The Naked Girl Across the Street
“Hey Lee, look at Naked Girl!” is a little gift my wife casually tosses out to me while I am ensconced in some boring document at my computer — hopefully not this one. And sure enough, this older college student is being casual, naked and going about her business 50 meters away at eye level. She has become a fixture in our household and sort of like living art if I may be so appreciative. Sometimes yoga, sometimes dancing, sometimes trying on outfit after outfit. I know that “Naked Woman” might be a more polite name but her antics really are pretty childish.
What does she look like? Quite cute actually, a tanned body, a neatly manicured landing strip, muscular legs, shoulder-length brunette hair, and dark-nippled breasts just big enough to sway and move without being pendulous. Yawn . . . this has become just far far too common in our household to capture much attention anymore, but I still rank myself as an appreciative hetero male. That her age is somewhere between my two daughters ages makes it uncomfortably pervy for me to bring my A-game lecher gaze so I demure. These days, the reaction of our house guests is actually far more interesting than the subject being viewed.
Some examples — my motorcycling friends “Hey, where is she? I want the show!” or when she is sharing her visage, “Dude, do you have some binoculars?” Well, yes I do but you are gonna have to tuck a ten-spot in her thong if you partake like that!.
More polite company usually says something understated like “Oh my!” Or “Wow!
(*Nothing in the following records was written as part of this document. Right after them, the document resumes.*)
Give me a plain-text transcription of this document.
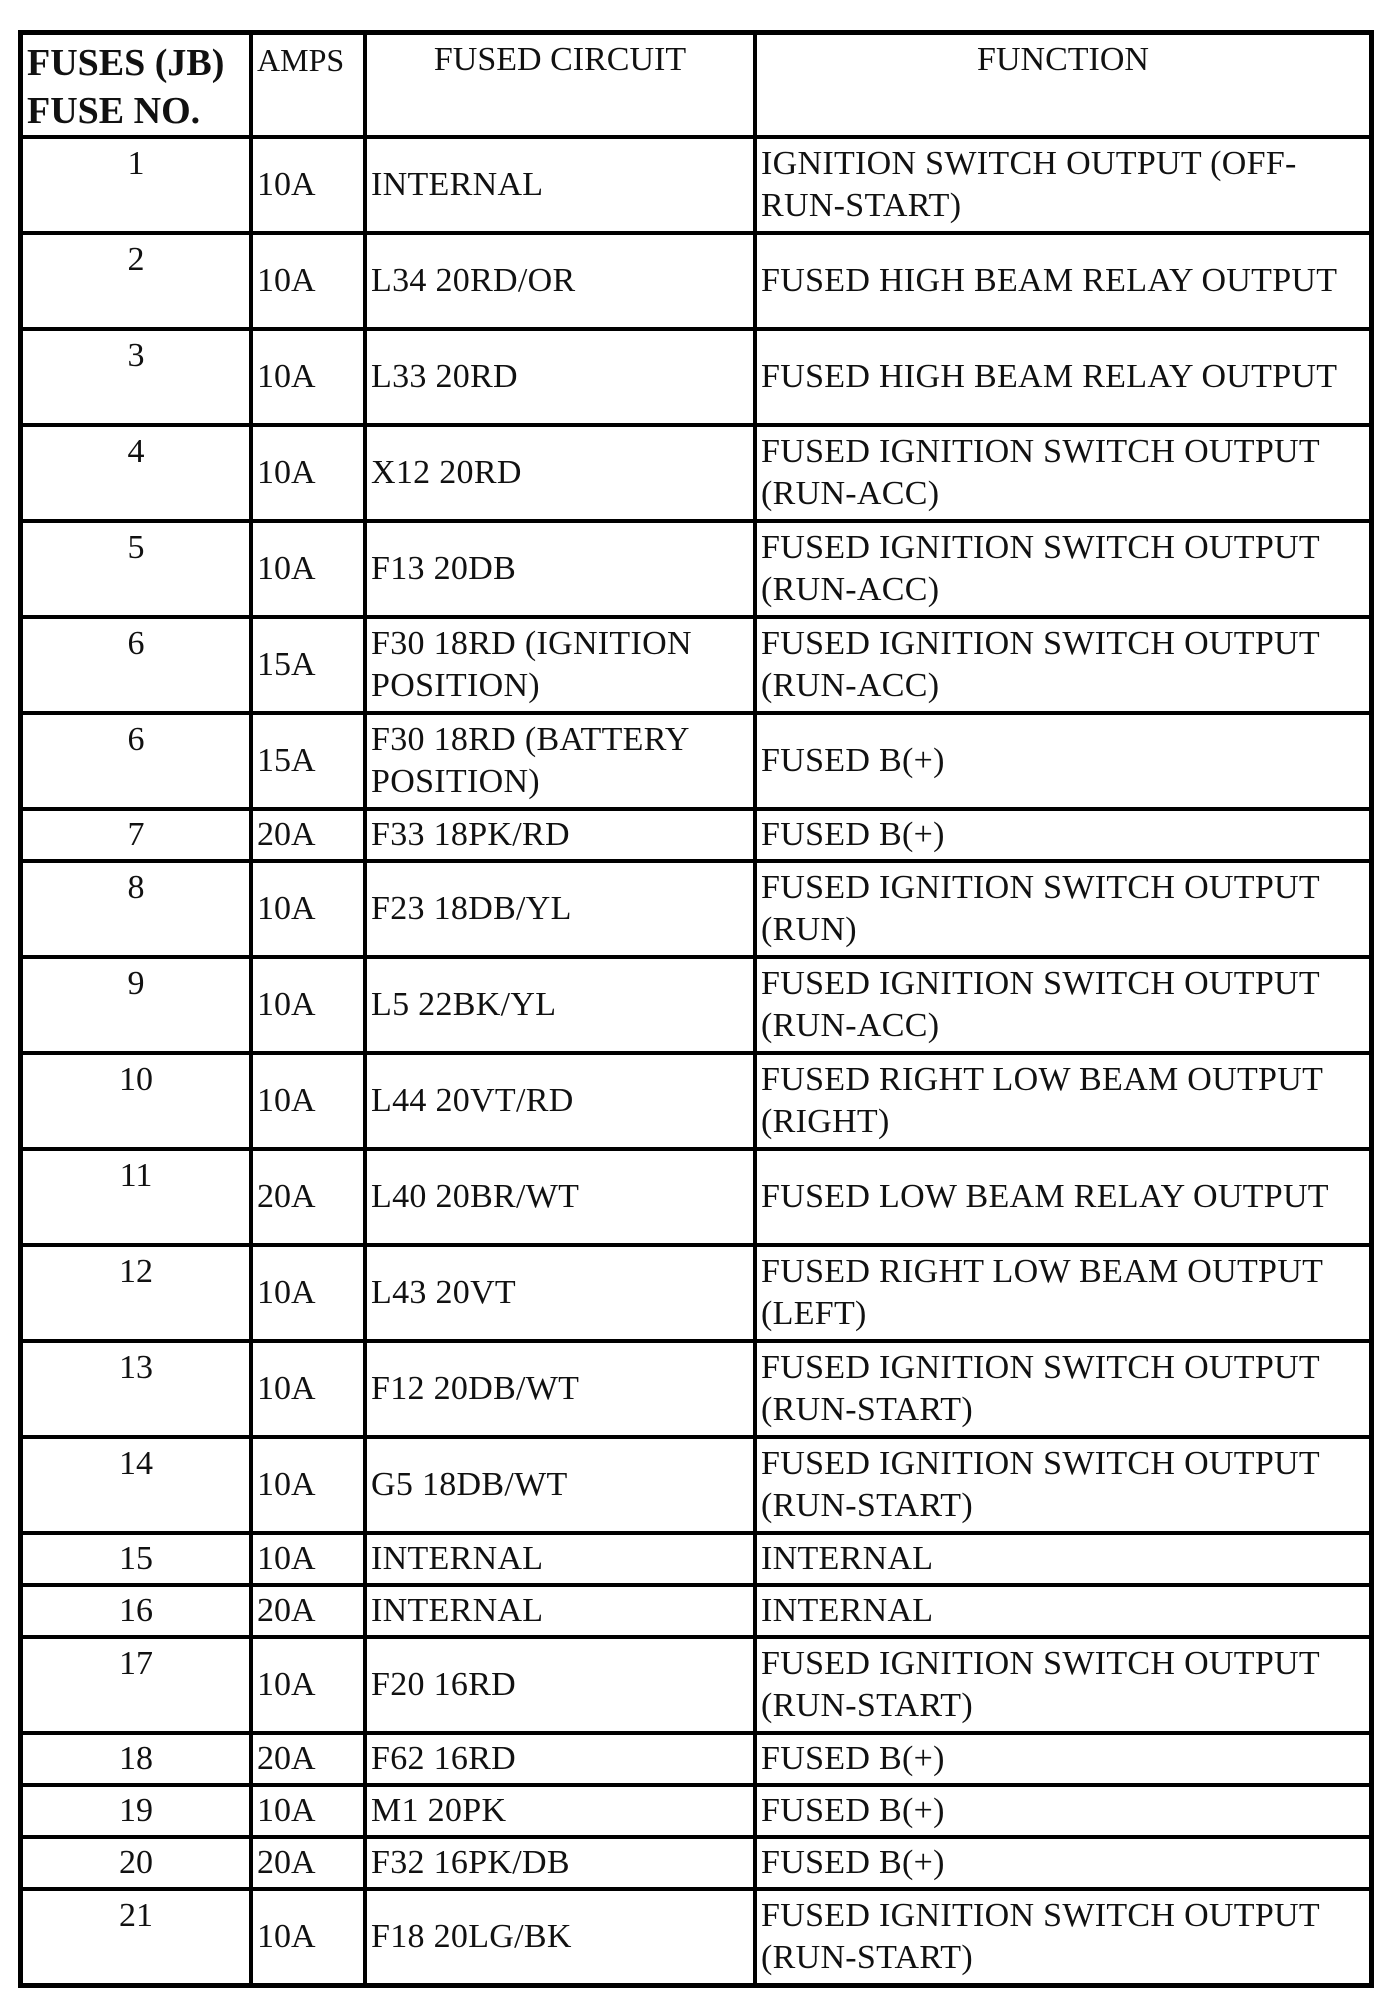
FUSES (JB) FUSE NO.	AMPS	FUSED CIRCUIT	FUNCTION
1	10A	INTERNAL	IGNITION SWITCH OUTPUT (OFF-RUN-START)
2	10A	L34 20RD/OR	FUSED HIGH BEAM RELAY OUTPUT
3	10A	L33 20RD	FUSED HIGH BEAM RELAY OUTPUT
4	10A	X12 20RD	FUSED IGNITION SWITCH OUTPUT (RUN-ACC)
5	10A	F13 20DB	FUSED IGNITION SWITCH OUTPUT (RUN-ACC)
6	15A	F30 18RD (IGNITION POSITION)	FUSED IGNITION SWITCH OUTPUT (RUN-ACC)
6	15A	F30 18RD (BATTERY POSITION)	FUSED B(+)
7	20A	F33 18PK/RD	FUSED B(+)
8	10A	F23 18DB/YL	FUSED IGNITION SWITCH OUTPUT (RUN)
9	10A	L5 22BK/YL	FUSED IGNITION SWITCH OUTPUT (RUN-ACC)
10	10A	L44 20VT/RD	FUSED RIGHT LOW BEAM OUTPUT (RIGHT)
11	20A	L40 20BR/WT	FUSED LOW BEAM RELAY OUTPUT
12	10A	L43 20VT	FUSED RIGHT LOW BEAM OUTPUT (LEFT)
13	10A	F12 20DB/WT	FUSED IGNITION SWITCH OUTPUT (RUN-START)
14	10A	G5 18DB/WT	FUSED IGNITION SWITCH OUTPUT (RUN-START)
15	10A	INTERNAL	INTERNAL
16	20A	INTERNAL	INTERNAL
17	10A	F20 16RD	FUSED IGNITION SWITCH OUTPUT (RUN-START)
18	20A	F62 16RD	FUSED B(+)
19	10A	M1 20PK	FUSED B(+)
20	20A	F32 16PK/DB	FUSED B(+)
21	10A	F18 20LG/BK	FUSED IGNITION SWITCH OUTPUT (RUN-START)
Does she know people can see her?” but they rarely stop looking. I have learned that both men and women enjoy observing the nude female form though possibly for different reasons. Nekid men? Not so interesting after a quick sizing up of things.
Another 55 year-old mom with some daughter troubles of her own watched Naked Girl toplessly stretching on her deck in a lime-green thong. This provoked uncontrollable laughter replaced by an overwhelming maternal urge to go inform her of the degree of her revelations (we are pretty sure she is well aware). It didn’t help that our maternal friend was tripping on psilocybin mushrooms at the time so it was all surrealistic to her anyway.
My worldly and slightly cynical oldest daughter was more mercantile — “I think she is making money from subscribers to a “life cam” where viewers are let into the details of her world and the nudity adds spice and renewals”. That actually seems plausible because there is frequently a hand-held cell phone or an open computer likely with camera lens, involved.
Then last week, as suddenly as Naked Girl walked into the spotlight, she stopped. Her curtains are usually drawn, and she is always completely clothed. What changed? Someone request less exposure? Subscriptions dry up? She realized she can be seen? I don’t know but she had a good 1-year run around these parts, and frankly, I don’t see where any real harm came of it. God love shattering a good taboo and thanks for the year-long show NG!